Using the shell method to find a volume of a solid

[deekin]

Homework Statement

Use the shell method to find the volume of the solid generated by revolving the shaded region about the indicated axes. Now, I don't know how to put the graph on here, but the equations are below. The shape revolves around the line y = 2 to produce the solid.

Homework Equations

x = (1/4)(y^4)-(1/2)(y^2)
x = (1/2)(y^2)

The graphs form this leaf shape, on 0≤y≤2.

The Attempt at a Solution

For the following work, please read the integral sign as the definite integral from 0 to 2. I don't know how to include the upper and lower bounds.

V = ∫2π(2-y)((y^2)/2-((y^4)/4-(y^2)/2)))dy

V = ∫2π(2-y)(y^2-(y^4)/4)dy

V= 2π∫(2y^2-(y^4)/2-y^3+(y^5)/4)dy = 2π(2y^3-(y^5)/10-(y^4)/4+(y^6)/24)

Then I evaluated that for y = 2, which gave me a volume of 8π/5 units cubed.

Hopefully I expressed everything clearly in this post. This is my first time posting equations and my work online, so please let me know if anything needs to be clarified. The general method that I used was to integrate 2π(shell radius)(shell height) with respect to y. For the shell radius, I used (2-y), and this is what I'm not sure on. Thank you.

 

[DryRun]

Now, I don't know how to put the graph on here

You can scan the section or just take a clear picture with a camera, and then directly attach the picture to your post.

 

[SammyS]

Homework Statement

Use the shell method to find the volume of the solid generated by revolving the shaded region about the indicated axes.
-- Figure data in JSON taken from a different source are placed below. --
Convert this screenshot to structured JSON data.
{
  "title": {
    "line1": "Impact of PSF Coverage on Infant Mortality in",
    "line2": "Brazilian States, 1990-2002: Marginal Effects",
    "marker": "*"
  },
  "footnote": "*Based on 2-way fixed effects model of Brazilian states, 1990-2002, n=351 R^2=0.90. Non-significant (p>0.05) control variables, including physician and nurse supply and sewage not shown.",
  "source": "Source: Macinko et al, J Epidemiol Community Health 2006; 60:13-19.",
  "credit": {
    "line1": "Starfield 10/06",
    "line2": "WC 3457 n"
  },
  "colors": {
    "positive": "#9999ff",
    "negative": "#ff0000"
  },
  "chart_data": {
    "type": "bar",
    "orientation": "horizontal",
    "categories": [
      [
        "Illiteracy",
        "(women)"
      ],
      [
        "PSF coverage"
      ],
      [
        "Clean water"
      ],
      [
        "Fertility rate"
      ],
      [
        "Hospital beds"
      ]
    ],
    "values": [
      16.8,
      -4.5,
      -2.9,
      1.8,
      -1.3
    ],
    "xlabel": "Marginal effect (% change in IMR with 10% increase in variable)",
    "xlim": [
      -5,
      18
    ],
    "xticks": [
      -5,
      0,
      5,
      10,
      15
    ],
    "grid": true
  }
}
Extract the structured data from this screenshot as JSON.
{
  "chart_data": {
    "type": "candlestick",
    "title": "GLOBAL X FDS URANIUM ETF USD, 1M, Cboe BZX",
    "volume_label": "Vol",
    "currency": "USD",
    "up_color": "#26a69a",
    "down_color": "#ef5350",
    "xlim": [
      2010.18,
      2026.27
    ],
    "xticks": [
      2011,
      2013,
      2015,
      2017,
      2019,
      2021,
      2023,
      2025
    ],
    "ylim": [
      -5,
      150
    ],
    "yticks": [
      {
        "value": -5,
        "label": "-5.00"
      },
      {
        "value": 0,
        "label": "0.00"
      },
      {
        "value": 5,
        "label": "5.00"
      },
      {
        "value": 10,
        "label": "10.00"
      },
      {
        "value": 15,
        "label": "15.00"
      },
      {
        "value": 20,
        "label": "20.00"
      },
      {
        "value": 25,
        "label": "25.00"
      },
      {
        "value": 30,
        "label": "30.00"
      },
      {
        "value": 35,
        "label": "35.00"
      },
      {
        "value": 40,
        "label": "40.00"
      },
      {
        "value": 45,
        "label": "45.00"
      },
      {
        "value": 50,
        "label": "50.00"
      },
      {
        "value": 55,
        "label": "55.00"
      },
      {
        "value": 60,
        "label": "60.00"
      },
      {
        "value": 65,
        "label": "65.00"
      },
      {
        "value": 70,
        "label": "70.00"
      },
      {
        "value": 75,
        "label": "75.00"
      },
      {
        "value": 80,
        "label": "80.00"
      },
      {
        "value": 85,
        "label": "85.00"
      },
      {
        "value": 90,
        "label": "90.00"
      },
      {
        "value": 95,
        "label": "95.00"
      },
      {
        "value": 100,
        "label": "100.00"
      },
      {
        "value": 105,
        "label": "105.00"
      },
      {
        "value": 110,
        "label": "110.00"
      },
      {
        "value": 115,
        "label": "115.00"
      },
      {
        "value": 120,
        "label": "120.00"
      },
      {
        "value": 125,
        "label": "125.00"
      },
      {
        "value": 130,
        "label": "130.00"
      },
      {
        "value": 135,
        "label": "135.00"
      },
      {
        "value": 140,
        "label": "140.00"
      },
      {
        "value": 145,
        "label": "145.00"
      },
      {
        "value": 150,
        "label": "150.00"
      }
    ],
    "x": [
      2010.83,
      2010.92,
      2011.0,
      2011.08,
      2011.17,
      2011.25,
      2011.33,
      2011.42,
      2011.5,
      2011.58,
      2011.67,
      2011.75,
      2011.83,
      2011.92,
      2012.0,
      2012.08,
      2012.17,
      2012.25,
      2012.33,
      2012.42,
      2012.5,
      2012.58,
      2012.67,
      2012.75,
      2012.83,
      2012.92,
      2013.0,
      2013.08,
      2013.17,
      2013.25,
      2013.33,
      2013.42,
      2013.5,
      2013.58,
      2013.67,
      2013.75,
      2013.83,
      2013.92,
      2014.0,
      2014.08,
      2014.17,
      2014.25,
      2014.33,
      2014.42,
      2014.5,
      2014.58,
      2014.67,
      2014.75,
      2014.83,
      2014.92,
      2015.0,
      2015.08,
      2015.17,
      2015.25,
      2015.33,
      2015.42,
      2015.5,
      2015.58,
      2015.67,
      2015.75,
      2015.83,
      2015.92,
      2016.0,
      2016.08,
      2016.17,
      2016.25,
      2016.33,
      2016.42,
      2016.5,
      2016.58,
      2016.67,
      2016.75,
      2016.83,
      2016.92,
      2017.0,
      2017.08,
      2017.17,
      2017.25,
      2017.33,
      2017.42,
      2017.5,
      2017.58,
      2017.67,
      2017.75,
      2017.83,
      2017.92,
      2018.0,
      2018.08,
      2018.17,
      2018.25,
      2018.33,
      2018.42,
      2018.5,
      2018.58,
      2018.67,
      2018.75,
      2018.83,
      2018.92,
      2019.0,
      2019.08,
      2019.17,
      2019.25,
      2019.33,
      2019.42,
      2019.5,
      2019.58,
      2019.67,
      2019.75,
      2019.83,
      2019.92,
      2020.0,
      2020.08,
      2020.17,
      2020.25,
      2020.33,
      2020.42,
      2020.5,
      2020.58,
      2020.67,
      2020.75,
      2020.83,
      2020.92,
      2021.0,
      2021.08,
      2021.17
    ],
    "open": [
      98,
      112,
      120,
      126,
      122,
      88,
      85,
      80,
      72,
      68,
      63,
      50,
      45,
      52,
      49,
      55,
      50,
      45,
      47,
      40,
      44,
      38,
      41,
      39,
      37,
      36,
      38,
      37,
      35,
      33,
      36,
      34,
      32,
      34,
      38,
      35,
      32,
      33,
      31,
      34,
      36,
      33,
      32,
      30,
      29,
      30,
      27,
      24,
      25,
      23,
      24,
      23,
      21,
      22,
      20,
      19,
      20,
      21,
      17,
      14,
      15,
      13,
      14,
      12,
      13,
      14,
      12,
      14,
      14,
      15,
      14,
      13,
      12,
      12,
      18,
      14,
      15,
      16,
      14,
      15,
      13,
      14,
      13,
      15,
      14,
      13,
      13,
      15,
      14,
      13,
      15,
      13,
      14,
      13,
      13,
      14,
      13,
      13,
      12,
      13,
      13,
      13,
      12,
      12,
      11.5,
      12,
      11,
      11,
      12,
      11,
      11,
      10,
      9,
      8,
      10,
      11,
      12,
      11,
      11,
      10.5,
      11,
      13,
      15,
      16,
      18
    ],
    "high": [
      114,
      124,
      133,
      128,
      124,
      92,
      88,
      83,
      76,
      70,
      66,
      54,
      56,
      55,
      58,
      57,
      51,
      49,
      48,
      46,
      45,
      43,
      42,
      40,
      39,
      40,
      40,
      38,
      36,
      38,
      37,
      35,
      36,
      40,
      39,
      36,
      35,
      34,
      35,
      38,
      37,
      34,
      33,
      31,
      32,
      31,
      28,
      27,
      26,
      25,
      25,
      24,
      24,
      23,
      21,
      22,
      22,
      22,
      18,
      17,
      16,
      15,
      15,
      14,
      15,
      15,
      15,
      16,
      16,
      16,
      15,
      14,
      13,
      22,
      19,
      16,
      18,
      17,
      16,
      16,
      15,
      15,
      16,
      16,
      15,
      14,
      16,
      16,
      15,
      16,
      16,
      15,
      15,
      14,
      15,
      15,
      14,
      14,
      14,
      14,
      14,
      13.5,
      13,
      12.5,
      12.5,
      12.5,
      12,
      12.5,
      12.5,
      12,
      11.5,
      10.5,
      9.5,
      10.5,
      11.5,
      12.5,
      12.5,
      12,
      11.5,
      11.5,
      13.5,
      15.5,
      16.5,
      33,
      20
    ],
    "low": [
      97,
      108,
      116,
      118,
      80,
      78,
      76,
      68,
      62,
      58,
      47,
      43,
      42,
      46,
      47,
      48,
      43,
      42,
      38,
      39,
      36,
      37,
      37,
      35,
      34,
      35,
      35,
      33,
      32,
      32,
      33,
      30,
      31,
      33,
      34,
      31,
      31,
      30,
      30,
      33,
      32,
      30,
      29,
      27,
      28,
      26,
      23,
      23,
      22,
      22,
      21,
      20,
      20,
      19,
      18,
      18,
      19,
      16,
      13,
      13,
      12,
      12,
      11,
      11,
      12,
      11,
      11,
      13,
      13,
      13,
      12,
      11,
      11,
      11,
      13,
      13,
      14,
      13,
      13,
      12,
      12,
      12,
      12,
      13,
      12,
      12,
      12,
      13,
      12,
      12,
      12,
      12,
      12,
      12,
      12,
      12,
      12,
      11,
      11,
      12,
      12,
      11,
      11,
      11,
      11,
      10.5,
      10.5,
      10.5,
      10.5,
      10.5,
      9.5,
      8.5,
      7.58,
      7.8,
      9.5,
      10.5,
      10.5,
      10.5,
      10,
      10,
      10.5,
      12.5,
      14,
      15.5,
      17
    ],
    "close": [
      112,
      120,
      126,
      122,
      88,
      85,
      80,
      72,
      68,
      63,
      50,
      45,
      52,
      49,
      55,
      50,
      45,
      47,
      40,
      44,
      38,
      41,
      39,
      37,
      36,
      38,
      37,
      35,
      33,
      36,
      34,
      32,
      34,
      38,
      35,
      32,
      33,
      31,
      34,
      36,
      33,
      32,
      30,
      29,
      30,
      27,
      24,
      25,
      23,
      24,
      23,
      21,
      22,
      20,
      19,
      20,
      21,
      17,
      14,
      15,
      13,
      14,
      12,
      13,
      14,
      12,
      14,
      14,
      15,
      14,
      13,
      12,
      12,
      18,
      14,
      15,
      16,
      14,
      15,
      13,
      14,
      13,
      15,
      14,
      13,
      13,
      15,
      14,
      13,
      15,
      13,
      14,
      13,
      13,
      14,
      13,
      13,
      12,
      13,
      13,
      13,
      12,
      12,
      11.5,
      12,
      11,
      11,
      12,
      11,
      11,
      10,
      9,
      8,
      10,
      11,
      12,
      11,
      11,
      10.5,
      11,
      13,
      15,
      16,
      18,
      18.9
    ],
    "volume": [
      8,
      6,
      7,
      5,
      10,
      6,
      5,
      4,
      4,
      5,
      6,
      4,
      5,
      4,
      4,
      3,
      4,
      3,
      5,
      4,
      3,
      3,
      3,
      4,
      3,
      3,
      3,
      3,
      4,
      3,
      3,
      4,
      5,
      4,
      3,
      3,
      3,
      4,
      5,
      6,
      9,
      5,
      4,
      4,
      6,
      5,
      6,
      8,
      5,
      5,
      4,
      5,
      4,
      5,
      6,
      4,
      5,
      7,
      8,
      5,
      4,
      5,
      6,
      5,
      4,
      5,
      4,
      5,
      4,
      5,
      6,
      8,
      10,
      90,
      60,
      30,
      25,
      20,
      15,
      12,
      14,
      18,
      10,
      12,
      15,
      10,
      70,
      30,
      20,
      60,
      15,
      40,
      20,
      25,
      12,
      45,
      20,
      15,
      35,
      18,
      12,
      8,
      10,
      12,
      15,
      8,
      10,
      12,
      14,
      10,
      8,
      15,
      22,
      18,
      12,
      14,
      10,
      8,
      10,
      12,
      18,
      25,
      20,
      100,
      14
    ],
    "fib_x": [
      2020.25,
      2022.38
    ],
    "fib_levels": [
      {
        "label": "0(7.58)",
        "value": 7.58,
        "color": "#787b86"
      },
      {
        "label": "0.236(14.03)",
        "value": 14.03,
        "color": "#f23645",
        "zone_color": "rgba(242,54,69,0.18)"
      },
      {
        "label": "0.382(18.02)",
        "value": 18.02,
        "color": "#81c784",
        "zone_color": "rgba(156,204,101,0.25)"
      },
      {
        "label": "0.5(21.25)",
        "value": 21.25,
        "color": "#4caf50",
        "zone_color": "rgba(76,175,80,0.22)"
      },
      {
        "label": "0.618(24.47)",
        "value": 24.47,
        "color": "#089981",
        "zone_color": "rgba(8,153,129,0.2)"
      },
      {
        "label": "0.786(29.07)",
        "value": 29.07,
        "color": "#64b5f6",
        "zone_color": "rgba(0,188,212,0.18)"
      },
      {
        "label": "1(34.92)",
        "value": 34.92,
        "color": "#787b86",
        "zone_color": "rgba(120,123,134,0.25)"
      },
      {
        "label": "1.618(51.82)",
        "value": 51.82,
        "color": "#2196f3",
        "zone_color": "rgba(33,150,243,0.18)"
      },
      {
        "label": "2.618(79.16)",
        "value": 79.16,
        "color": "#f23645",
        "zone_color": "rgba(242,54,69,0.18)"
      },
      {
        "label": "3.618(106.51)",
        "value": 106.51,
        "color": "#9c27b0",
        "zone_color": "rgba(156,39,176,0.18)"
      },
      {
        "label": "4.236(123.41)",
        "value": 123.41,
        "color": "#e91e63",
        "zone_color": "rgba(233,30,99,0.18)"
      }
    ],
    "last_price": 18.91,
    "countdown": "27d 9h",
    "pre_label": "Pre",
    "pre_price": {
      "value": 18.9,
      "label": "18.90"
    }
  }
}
Now, I don't know how to put the graph on here, but the equations are below. The shape revolves around the line y = 2 to produce the solid.

Homework Equations

x = (1/4)(y^4)-(1/2)(y^2)
x = (1/2)(y^2)

The graphs form this leaf shape, on 0≤y≤2.

The Attempt at a Solution

For the following work, please read the integral sign as the definite integral from 0 to 2. I don't know how to include the upper and lower bounds.

V = ∫2π(2-y)((y^2)/2-((y^4)/4-(y^2)/2)))dy

V = ∫2π(2-y)(y^2-(y^4)/4)dy

V= 2π∫(2y^2-(y^4)/2-y^3+(y^5)/4)dy = 2π(2y^3-(y^5)/10-(y^4)/4+(y^6)/24)

Then I evaluated that for y = 2, which gave me a volume of 8π/5 units cubed.

Hopefully I expressed everything clearly in this post. This is my first time posting equations and my work online, so please let me know if anything needs to be clarified. The general method that I used was to integrate 2π(shell radius)(shell height) with respect to y. For the shell radius, I used (2-y), and this is what I'm not sure on. Thank you.

That all looks fine to me !

Yes, 2-y is the radius of the shell(s).

 

[deekin]

Awesome, thank you for checking it out for me.